We are using pytest <http://doc.pytest.org>_ for tests. You can run them via:

.. code:: shell

pytest

.. _See What's New section below:

What's new

  • 2019-02-06 (v0.11.0)

    • remove gym.spaces.np_random common PRNG; use per-instance PRNG instead.
    • support for kwargs in gym.make
    • lots of bugfixes
  • 2018-02-28: Release of a set of new robotics environments.

  • 2018-01-25: Made some aesthetic improvements and removed unmaintained parts of gym. This may seem like a downgrade in functionality, but it is actually a long-needed cleanup in preparation for some great new things that will be released in the next month.

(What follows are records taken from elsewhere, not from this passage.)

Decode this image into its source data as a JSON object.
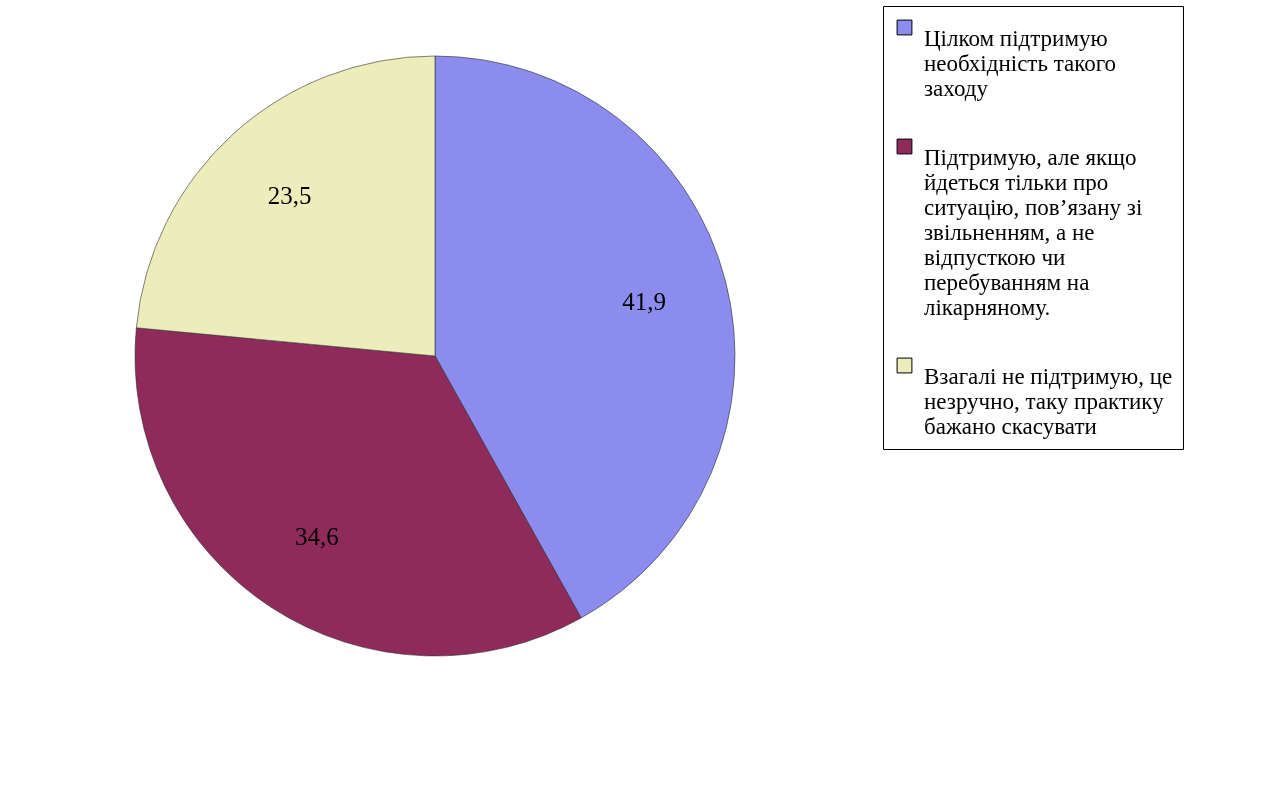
{
  "chart_data": {
    "type": "pie",
    "categories": [
      "Цілком підтримую необхідність такого заходу",
      "Підтримую, але якщо йдеться тільки про ситуацію, пов’язану зі звільненням, а не відпусткою чи перебуванням на лікарняному.",
      "Взагалі не підтримую, це незручно, таку практику бажано скасувати"
    ],
    "values": [
      41.9,
      34.6,
      23.5
    ],
    "colors": [
      "#8c8cee",
      "#8e2b5b",
      "#ededbb"
    ],
    "value_labels": [
      "41,9",
      "34,6",
      "23,5"
    ],
    "legend": "right"
  }
}
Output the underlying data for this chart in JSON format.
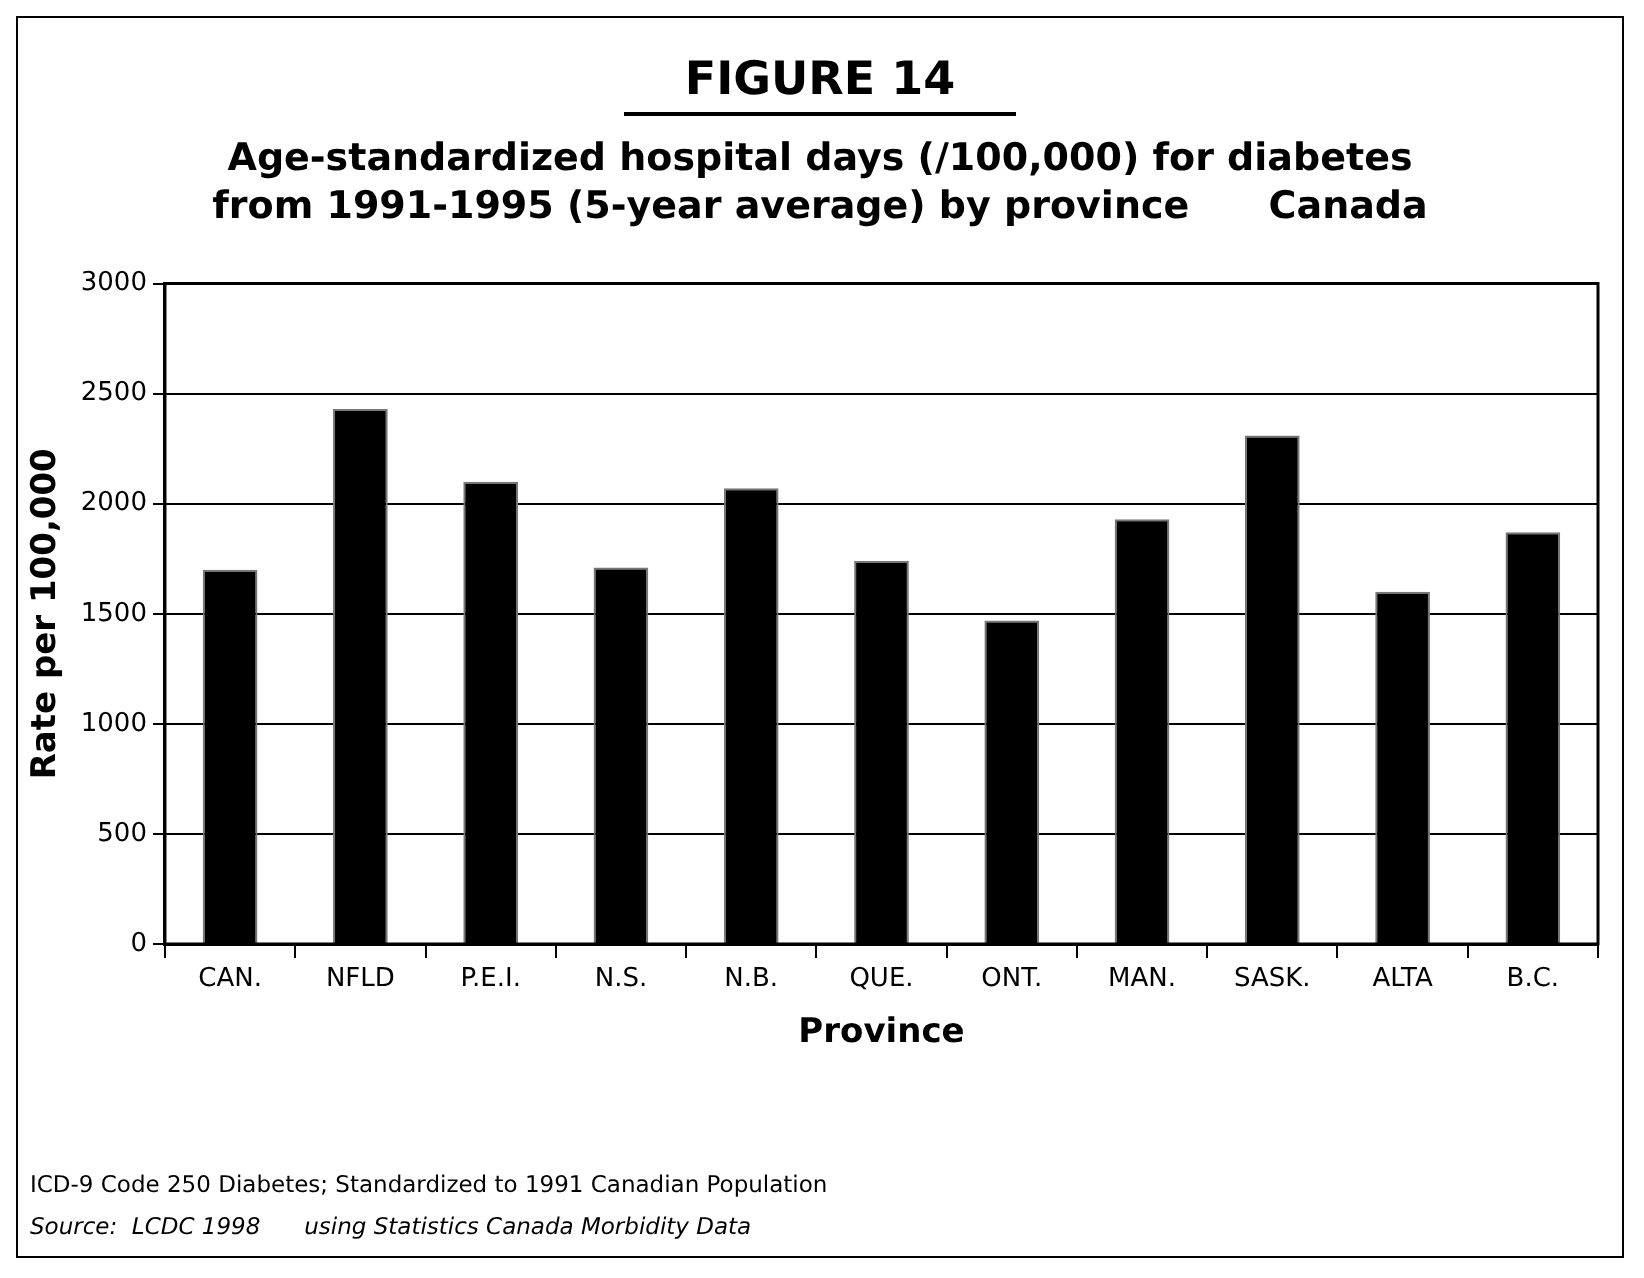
{
  "chart_data": {
    "type": "bar",
    "title": "FIGURE 14",
    "subtitle": "Age-standardized hospital days (/100,000) for diabetes from 1991-1995 (5-year average) by province      Canada",
    "xlabel": "Province",
    "ylabel": "Rate per 100,000",
    "categories": [
      "CAN.",
      "NFLD",
      "P.E.I.",
      "N.S.",
      "N.B.",
      "QUE.",
      "ONT.",
      "MAN.",
      "SASK.",
      "ALTA",
      "B.C."
    ],
    "values": [
      1700,
      2430,
      2100,
      1710,
      2070,
      1740,
      1470,
      1930,
      2310,
      1600,
      1870
    ],
    "color": "#000000",
    "ylim": [
      0,
      3000
    ],
    "yticks": [
      0,
      500,
      1000,
      1500,
      2000,
      2500,
      3000
    ],
    "grid": "y",
    "annotations": [
      "ICD-9 Code 250 Diabetes; Standardized to 1991 Canadian Population",
      "Source:  LCDC 1998      using Statistics Canada Morbidity Data"
    ]
  }
}
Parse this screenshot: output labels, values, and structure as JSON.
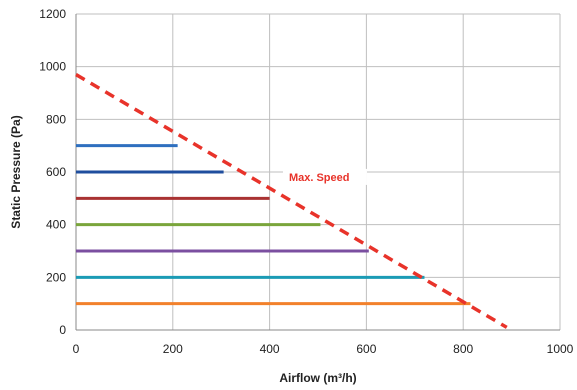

    • Now your Env and Wrapper subclasses should define step, reset, render, close, seed rather than underscored method names.
    • Removed the board_game, debugging, safety, parameter_tuning environments since they're not being maintained by us at OpenAI. We encourage authors and users to create new repositories for these environments.
    • Changed MultiDiscrete action space to range from [0, ..., n-1] rather than [a, ..., b-1].
    • No more render(close=True), use env-specific methods to close the rendering.
    • Removed scoreboard directory, since site doesn't exist anymore.
    • Moved gym/monitoring to gym/wrappers/monitoring
    • Add dtype to Space.
    • Not using python's built-in module anymore, using gym.logger
  • 2018-01-24: All continuous control environments now use mujoco_py >= 1.50.
    Versions have been updated accordingly to -v2, e.g. HalfCheetah-v2. Performance
    should be similar (see openai#834) but there are likely
    some differences due to changes in MuJoCo.

  • 2017-06-16: Make env.spec into a property to fix a bug that occurs
    when you try to print out an unregistered Env.

  • 2017-05-13: BACKWARDS INCOMPATIBILITY: The Atari environments are now at
    v4. To keep using the old v3 environments, keep gym <= 0.8.2 and atari-py
    <= 0.0.21. Note that the v4 environments will not give identical results to
    existing v3 results, although differences are minor. The v4 environments
    incorporate the latest Arcade Learning Environment (ALE), including several
    ROM fixes, and now handle loading and saving of the emulator state. While
    seeds still ensure determinism, the effect of any given seed is not preserved
    across this upgrade because the random number generator in ALE has changed.
    The *NoFrameSkip-v4 environments should be considered the canonical Atari
    environments from now on.

  • 2017-03-05: BACKWARDS INCOMPATIBILITY: The configure method has been removed
    from Env. configure was not used by gym, but was used by some dependent
    libraries including universe. These libraries will migrate away from the
    configure method by using wrappers instead. This change is on master and will be released with 0.8.0.

  • 2016-12-27: BACKWARDS INCOMPATIBILITY: The gym monitor is now a
    wrapper. Rather than starting monitoring as
    env.monitor.start(directory), envs are now wrapped as follows:
    env = wrappers.Monitor(env, directory). This change is on master
    and will be released with 0.7.0.

  • 2016-11-1: Several experimental changes to how a running monitor interacts
    with environments. The monitor will now raise an error if reset() is called
    when the env has not returned done=True. The monitor will only record complete
    episodes where done=True. Finally, the monitor no longer calls seed() on the
    underlying env, nor does it record or upload seed information.

  • 2016-10-31: We're experimentally expanding the environment ID format
    to include an optional username.

  • 2016-09-21: Switch the Gym automated logger setup to configure the
    root logger rather than just the 'gym' logger.

  • 2016-08-17: Calling close on an env will also close the monitor
    and any rendering windows.

  • 2016-08-17: The monitor will no longer write manifest files in
    real-time, unless write_upon_reset=True is passed.

  • 2016-05-28: For controlled reproducibility, envs now support seeding
    (cf openai#91 and openai#135). The monitor records which seeds are used. We will
    soon add seed information to the display on the scoreboard.